There's something happening here
How many times did you check your phone today? According to the Android app Locket, the average person checks their phone 110 times a day. So it’s not surprising that building mobile apps continues to be a high priority for insurers. In fact, more than 50% of the North American insurers are making major enhancements to existing mobile apps or building new mobile apps in 2017.
This reflects a shift we’re seeing to a mobile first experience – designing the customer experience for the smallest screen – the smart phone – and progressively adding functionality as the screen gets bigger. (The reverse approach is starting with the richest experience and taking away functionality as the screen gets smaller).
There is lots of information and training available (even certification programs) about how to design screens and assure the content works in a mobile first experience. But where carriers continue to fall short is the focus on digital engagement.

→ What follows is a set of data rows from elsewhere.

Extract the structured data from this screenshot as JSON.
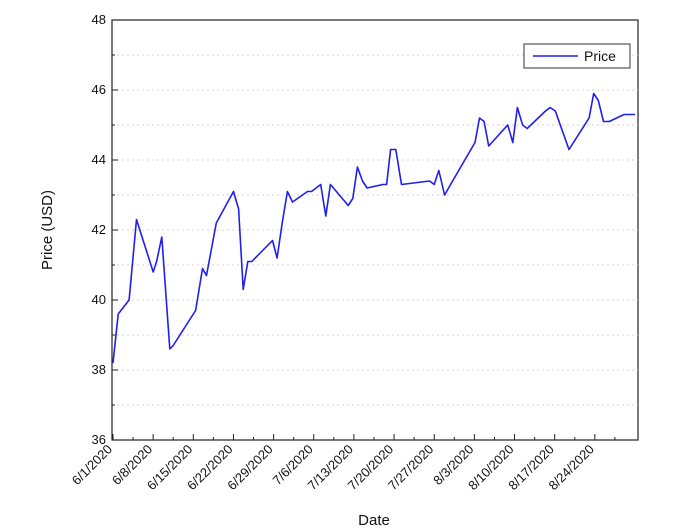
{
  "chart_data": {
    "type": "line",
    "xlabel": "Date",
    "ylabel": "Price (USD)",
    "ylim": [
      36,
      48
    ],
    "y_ticks": [
      36,
      38,
      40,
      42,
      44,
      46,
      48
    ],
    "x_range_days": [
      0,
      91
    ],
    "x_ticks": [
      {
        "label": "6/1/2020",
        "day": 0
      },
      {
        "label": "6/8/2020",
        "day": 7
      },
      {
        "label": "6/15/2020",
        "day": 14
      },
      {
        "label": "6/22/2020",
        "day": 21
      },
      {
        "label": "6/29/2020",
        "day": 28
      },
      {
        "label": "7/6/2020",
        "day": 35
      },
      {
        "label": "7/13/2020",
        "day": 42
      },
      {
        "label": "7/20/2020",
        "day": 49
      },
      {
        "label": "7/27/2020",
        "day": 56
      },
      {
        "label": "8/3/2020",
        "day": 63
      },
      {
        "label": "8/10/2020",
        "day": 70
      },
      {
        "label": "8/17/2020",
        "day": 77
      },
      {
        "label": "8/24/2020",
        "day": 84
      }
    ],
    "series": [
      {
        "name": "Price",
        "color": "#1f1ff0",
        "points": [
          [
            0.0,
            38.2
          ],
          [
            0.9,
            39.6
          ],
          [
            2.8,
            40.0
          ],
          [
            4.1,
            42.3
          ],
          [
            7.0,
            40.8
          ],
          [
            7.6,
            41.1
          ],
          [
            8.5,
            41.8
          ],
          [
            9.9,
            38.6
          ],
          [
            10.5,
            38.7
          ],
          [
            14.4,
            39.7
          ],
          [
            15.6,
            40.9
          ],
          [
            16.3,
            40.7
          ],
          [
            17.2,
            41.5
          ],
          [
            18.0,
            42.2
          ],
          [
            21.0,
            43.1
          ],
          [
            21.9,
            42.6
          ],
          [
            22.7,
            40.3
          ],
          [
            23.5,
            41.1
          ],
          [
            24.2,
            41.1
          ],
          [
            27.8,
            41.7
          ],
          [
            28.6,
            41.2
          ],
          [
            29.5,
            42.2
          ],
          [
            30.4,
            43.1
          ],
          [
            31.3,
            42.8
          ],
          [
            33.9,
            43.1
          ],
          [
            34.6,
            43.1
          ],
          [
            35.4,
            43.2
          ],
          [
            36.2,
            43.3
          ],
          [
            37.1,
            42.4
          ],
          [
            37.9,
            43.3
          ],
          [
            40.5,
            42.8
          ],
          [
            41.0,
            42.7
          ],
          [
            41.8,
            42.9
          ],
          [
            42.6,
            43.8
          ],
          [
            43.5,
            43.4
          ],
          [
            44.3,
            43.2
          ],
          [
            47.0,
            43.3
          ],
          [
            47.7,
            43.3
          ],
          [
            48.4,
            44.3
          ],
          [
            49.3,
            44.3
          ],
          [
            50.3,
            43.3
          ],
          [
            55.2,
            43.4
          ],
          [
            56.0,
            43.3
          ],
          [
            56.8,
            43.7
          ],
          [
            57.8,
            43.0
          ],
          [
            59.2,
            43.4
          ],
          [
            63.1,
            44.5
          ],
          [
            63.9,
            45.2
          ],
          [
            64.7,
            45.1
          ],
          [
            65.5,
            44.4
          ],
          [
            68.8,
            45.0
          ],
          [
            69.7,
            44.5
          ],
          [
            70.5,
            45.5
          ],
          [
            71.4,
            45.0
          ],
          [
            72.2,
            44.9
          ],
          [
            75.4,
            45.4
          ],
          [
            76.2,
            45.5
          ],
          [
            77.1,
            45.4
          ],
          [
            79.5,
            44.3
          ],
          [
            83.0,
            45.2
          ],
          [
            83.8,
            45.9
          ],
          [
            84.6,
            45.7
          ],
          [
            85.5,
            45.1
          ],
          [
            86.5,
            45.1
          ],
          [
            89.1,
            45.3
          ],
          [
            91.0,
            45.3
          ]
        ]
      }
    ],
    "legend_position": "top-right",
    "grid": true
  }
}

Digital engagement certainly requires technology to support it – but is not technology. It’s designing the experience to fit into the broader life of your customer and take advantage of human behaviors to create succinct and engaging online and offline experiences. This requires many kinds of technologies to deliver – mobile, cloud, data and analytics, esignature, chatbots, advice engines, esignature, social integration, integrations to back end systems – core and non-core – to name a few.
If you want to see some interesting examples go take a look at Lemonade who has embedded behavioral science into their application to reduce fraud and drive conversion while using data and analytics to underlie the processes allowing straight through processing. Or take a look at FIGO who has focused on creating digital engagement by understanding where insurance fits in the life of their customer.
How do you get started? We recommend four areas to look at:
Stakeholder needs assessment
- Who is included in your digital ecosystem?
- What specific needs define the set of relevant customer experiences?
- What unmet needs do they each have?
- How does digital fit in the potential solution set?
- How will the solution evolve over time?
Emerging and enabling technology
- What emerging technologies could you leverage within its ecosystem today or tomorrow?
- How do these technologies add value?
- What assets or capabilities are required to use them and are they already resident?
- How could the new business models being driven by these technologies fit intooverall operating model?
Best practices from inside insurance
- Which players in the insurance ecosystem are already using new technologies to better connect with customers or other stakeholders?
- How have they changed their organizations to better adapt to new challenges in digital spaces?
- How will digital transformations in other spaces affect your stakeholders?
- Which representative firms could you emulate?
Best practices from outside insurance
- How have digital transformations been realized in other industries?
- What has distinguished winners from losers?
- How will digital transformations outside of insurance affect your ecosystem?
- What lessons can you learn from these transformations?